Insuring Against Natural Disasters

Your homeowners insurance covers many of life’s disasters, just not some natural disasters like earthquakes and floods, so consider supplemental policies.

Homeowners insurance can protect you from many of life’s calamities, but your policy doesn’t shield you from all of the tricks Mother Nature has up her sleeve. In fact, standard policies specifically exclude most natural disasters.

In some areas of the country, where the risk is higher, hurricanes and earthquakes are often exempted. Some policies may cover flooding from rain, but exclude water damage from tidal surges, which can be a far greater threat. Enter disaster insurance, which covers losses sustained from specific catastrophes that traditional homeowners policies avoid.

While supplemental disaster coverage is usually available to at-risk property owners, buying a policy isn’t always a no-brainer. The high premiums and deductibles, and low chance of a disaster actually striking your home, give reason for pause. Before calling your agent consider your risk-tolerance, and conduct your own personal cost-benefit analysis.

Flirting with disaster insurance

Before you begin shopping around for disaster insurance, you need to look at your existing homeowners policy to determine which events are covered and which are excluded, says Larry Cochran, CEO of IAS Claims Services, an independent claims adjusting firm in San Antonio, Texas. Read all of the endorsements carefully. If you still have questions, call your insurance agent for answers.

Once you understand what’s already covered, you need to evaluate the specific disaster risks where you live. The office of your state’s insurance commissioner is a good place to start. The Federal Emergency Management Administration (FEMA) has information about various types of natural hazards and data on the history of disasters in various regions. The National Flood Insurance Program (NFIP) offers flood maps and guidelines for evaluating risk.

Depending on the region where you live and risk you’re trying to cover, you may be able to find insurance for specific disasters through a traditional carrier. For high-risk areas, many states have so-called residual markets, which are subsidized insurance pools to provide coverage. The NFIP is a federally run program that offers flood insurance to homeowners in most risk-prone communities.

It’s important to check out the company that will be insuring your home, says Illinois Insurance Director Michael McRaith. Talk to friends and neighbors about their experiences with their carriers. Also visit the website of an insurance rating company like A.M. Best to see how various carriers are rated. (Free online registration is required to access insurers’ ratings.) The higher the rating for the insurance company, the more financially stable it is.

Timing too is important when it comes to disaster insurance, since flood insurance may have a 30-day waiting period before it goes into effect. “Trigger” events may also limit your options in the case of storm damage.
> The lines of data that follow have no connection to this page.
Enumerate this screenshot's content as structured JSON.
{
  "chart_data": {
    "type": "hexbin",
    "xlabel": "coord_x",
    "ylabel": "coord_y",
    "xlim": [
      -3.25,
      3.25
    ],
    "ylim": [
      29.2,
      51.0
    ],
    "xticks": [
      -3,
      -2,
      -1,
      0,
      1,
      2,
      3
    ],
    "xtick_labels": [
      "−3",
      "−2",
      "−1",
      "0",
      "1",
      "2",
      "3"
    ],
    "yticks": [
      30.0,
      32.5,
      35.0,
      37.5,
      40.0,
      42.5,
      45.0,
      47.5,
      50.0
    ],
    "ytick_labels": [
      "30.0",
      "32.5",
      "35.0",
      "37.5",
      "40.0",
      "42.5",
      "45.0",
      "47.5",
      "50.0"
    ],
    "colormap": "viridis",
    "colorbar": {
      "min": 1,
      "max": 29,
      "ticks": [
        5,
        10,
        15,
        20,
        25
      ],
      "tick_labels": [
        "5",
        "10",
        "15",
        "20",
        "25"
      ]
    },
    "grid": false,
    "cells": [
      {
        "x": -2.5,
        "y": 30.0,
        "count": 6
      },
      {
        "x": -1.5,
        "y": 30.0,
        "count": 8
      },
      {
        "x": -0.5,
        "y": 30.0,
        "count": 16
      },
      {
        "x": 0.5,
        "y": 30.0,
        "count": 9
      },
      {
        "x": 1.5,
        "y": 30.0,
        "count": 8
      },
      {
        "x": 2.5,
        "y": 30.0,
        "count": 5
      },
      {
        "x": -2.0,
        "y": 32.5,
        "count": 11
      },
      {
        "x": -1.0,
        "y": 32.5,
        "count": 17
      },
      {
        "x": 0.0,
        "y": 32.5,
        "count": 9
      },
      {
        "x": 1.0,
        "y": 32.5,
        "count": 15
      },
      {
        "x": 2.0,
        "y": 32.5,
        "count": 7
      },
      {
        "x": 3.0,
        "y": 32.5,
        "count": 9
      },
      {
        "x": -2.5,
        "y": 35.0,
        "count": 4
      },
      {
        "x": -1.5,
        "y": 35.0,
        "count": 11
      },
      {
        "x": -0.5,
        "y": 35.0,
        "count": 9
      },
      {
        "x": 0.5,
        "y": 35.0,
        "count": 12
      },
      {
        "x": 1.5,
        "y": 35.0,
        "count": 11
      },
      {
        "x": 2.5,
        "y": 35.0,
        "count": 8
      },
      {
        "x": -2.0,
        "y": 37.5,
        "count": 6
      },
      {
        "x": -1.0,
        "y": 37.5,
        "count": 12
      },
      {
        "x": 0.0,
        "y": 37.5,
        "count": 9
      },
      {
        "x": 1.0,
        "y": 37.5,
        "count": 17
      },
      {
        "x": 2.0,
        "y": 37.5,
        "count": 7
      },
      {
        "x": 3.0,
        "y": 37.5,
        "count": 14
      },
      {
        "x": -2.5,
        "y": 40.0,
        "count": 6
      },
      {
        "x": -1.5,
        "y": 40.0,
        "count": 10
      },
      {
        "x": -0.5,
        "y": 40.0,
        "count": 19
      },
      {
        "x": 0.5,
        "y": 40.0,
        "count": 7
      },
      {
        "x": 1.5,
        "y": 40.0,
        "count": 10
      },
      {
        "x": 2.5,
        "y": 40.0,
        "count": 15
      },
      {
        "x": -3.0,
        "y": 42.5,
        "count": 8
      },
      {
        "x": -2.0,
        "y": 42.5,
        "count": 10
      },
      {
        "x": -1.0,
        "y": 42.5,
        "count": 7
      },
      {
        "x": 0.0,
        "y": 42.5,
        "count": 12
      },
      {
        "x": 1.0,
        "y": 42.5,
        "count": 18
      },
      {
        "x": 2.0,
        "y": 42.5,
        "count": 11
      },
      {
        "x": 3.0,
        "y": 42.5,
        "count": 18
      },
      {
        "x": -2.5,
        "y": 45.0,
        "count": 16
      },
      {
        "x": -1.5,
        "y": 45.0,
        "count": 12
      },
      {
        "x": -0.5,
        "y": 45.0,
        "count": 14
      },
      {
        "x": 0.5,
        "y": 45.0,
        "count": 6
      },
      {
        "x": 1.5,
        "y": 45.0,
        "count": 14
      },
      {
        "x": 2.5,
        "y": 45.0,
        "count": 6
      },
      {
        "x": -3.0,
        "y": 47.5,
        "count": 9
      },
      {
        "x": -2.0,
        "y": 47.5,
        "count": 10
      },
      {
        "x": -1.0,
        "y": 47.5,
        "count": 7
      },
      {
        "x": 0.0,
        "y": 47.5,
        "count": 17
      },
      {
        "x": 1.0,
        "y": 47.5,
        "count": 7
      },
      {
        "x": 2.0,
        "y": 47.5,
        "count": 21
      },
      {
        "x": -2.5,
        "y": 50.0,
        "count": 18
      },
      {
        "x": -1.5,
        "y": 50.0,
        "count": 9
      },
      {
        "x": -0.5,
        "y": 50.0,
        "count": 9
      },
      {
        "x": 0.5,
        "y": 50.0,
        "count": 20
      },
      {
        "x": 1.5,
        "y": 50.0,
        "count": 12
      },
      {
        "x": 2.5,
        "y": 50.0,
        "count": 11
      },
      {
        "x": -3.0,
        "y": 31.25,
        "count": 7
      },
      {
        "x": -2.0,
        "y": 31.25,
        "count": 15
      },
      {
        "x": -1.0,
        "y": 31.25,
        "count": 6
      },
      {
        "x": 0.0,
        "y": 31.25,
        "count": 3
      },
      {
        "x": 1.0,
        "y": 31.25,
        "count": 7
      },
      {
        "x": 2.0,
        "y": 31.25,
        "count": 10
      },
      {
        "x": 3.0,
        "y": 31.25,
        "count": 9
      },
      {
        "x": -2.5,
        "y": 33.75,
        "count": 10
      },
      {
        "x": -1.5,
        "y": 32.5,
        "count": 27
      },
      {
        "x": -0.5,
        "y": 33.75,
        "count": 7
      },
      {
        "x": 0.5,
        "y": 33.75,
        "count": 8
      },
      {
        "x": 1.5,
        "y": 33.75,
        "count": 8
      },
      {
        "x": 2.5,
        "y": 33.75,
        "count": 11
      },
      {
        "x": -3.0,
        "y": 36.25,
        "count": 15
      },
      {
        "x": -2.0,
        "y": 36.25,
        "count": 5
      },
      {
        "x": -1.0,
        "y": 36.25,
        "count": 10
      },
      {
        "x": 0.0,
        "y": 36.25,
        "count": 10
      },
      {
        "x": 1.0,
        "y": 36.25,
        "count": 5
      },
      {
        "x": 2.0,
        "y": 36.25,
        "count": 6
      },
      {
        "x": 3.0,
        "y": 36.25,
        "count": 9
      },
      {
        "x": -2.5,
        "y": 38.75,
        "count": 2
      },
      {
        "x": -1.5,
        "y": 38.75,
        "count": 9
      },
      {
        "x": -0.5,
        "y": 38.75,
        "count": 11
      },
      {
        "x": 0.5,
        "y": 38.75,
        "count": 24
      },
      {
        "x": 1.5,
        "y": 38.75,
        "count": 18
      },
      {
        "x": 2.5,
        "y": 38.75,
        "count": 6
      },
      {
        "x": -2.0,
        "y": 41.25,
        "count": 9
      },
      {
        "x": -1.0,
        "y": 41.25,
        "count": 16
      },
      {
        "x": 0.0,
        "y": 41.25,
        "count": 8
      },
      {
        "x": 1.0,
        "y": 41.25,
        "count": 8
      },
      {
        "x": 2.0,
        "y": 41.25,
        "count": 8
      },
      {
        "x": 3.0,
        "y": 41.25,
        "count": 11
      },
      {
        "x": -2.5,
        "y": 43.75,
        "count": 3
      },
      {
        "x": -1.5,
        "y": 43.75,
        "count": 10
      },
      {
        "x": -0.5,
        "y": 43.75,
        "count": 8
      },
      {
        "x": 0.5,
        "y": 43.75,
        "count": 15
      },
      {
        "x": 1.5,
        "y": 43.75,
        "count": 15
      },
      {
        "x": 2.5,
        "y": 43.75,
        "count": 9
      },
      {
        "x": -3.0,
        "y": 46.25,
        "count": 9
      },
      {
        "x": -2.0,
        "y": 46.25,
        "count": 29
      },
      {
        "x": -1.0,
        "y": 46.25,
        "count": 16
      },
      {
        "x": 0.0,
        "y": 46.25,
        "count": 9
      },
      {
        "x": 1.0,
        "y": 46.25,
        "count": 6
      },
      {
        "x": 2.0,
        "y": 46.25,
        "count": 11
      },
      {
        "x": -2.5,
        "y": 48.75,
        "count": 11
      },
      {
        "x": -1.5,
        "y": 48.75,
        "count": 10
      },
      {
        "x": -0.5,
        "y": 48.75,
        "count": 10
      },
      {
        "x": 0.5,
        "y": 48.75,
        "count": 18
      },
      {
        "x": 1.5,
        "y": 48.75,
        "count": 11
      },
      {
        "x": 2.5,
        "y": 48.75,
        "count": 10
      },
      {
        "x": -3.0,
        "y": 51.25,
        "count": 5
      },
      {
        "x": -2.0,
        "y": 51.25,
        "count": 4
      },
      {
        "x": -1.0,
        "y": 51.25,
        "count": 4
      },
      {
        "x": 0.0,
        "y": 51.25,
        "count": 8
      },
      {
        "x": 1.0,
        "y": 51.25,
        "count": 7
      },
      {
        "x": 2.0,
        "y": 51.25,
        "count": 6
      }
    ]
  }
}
According to the Insurance Information Institute, these triggers vary by state, but once a tropical storm is named, a hurricane watch is declared, or a hurricane’s intensity is defined, newly issued policies won’t be available to cover that particular storm.

Putting a price on extra coverage

The cost of your insurance may vary greatly depending on the size and type of your home and your geographic location, as well as the type of disaster you’re insuring against, ranging from a few hundred to several thousand dollars annually. However, the size of the premium must be weighed against the cost to repair or replace your dwelling and its contents after a disaster. For example, according to the NFIP, the average flood insurance policy costs $540 per year; the average flood claim over the past 10 years was $33,000.
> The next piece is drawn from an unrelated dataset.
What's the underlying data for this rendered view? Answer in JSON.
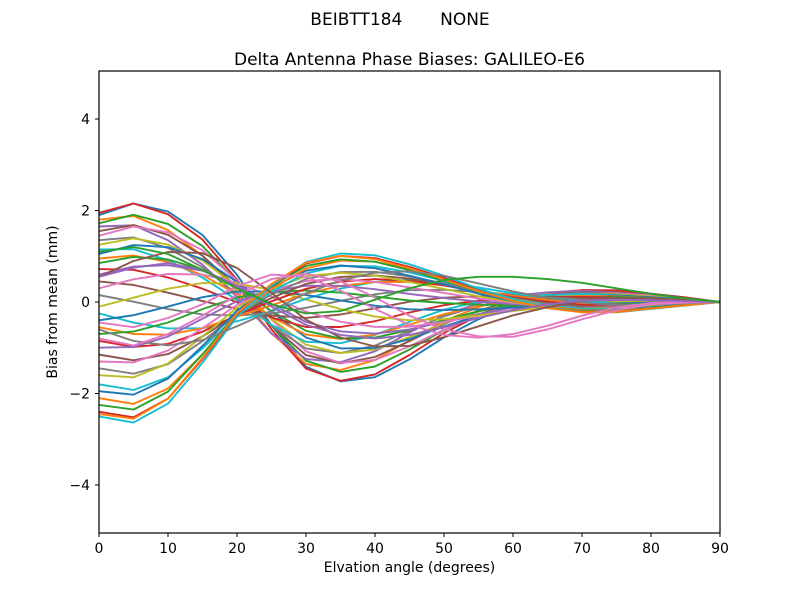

Earthquake coverage usually costs between $1.50 and $3 per $1,000 of coverage on the structure per year. So, for example, $300,000 worth of coverage would usually run between $450 and $900, with a typical deductible of 5% to 15% of the home’s insured value. So if your home was insured for $300,000, you would be responsible for the first $15,000 to $45,000 out of pocket before your coverage would apply. There may be separate deductibles for a home’s structure vs. its contents.

Coverage of hurricane and wind damage can vary greatly. In some areas, it’s part of a typical homeowners policy. However, 18 states have additional hurricane deductibles that can range from a flat fee of a few hundred dollars to as much as 10% of the home’s insured value, depending on the risk level of the area. In situations where you have an option to choose a deductible, realistically evaluate what you can afford to replace on your own, as the higher the deductible, the less the insurance costs in most cases.

There’s no definitive way to know whether you should buy disaster insurance. Beyond where you live and what your homeowners policy already covers, the decision needs to take into account factors like your individual comfort with risk and how you’d spend the money you save on premiums. If you never drink milk past the expiration date or cross the street without looking both ways, then skimping on disaster insurance might not fit your personality.

But if you do decide to take a pass on disaster insurance, make sure you have access to a rainy-day fund, line of credit, or a rich uncle just in case the worst comes to pass. That’s especially true if you have a lot of equity built up in your home.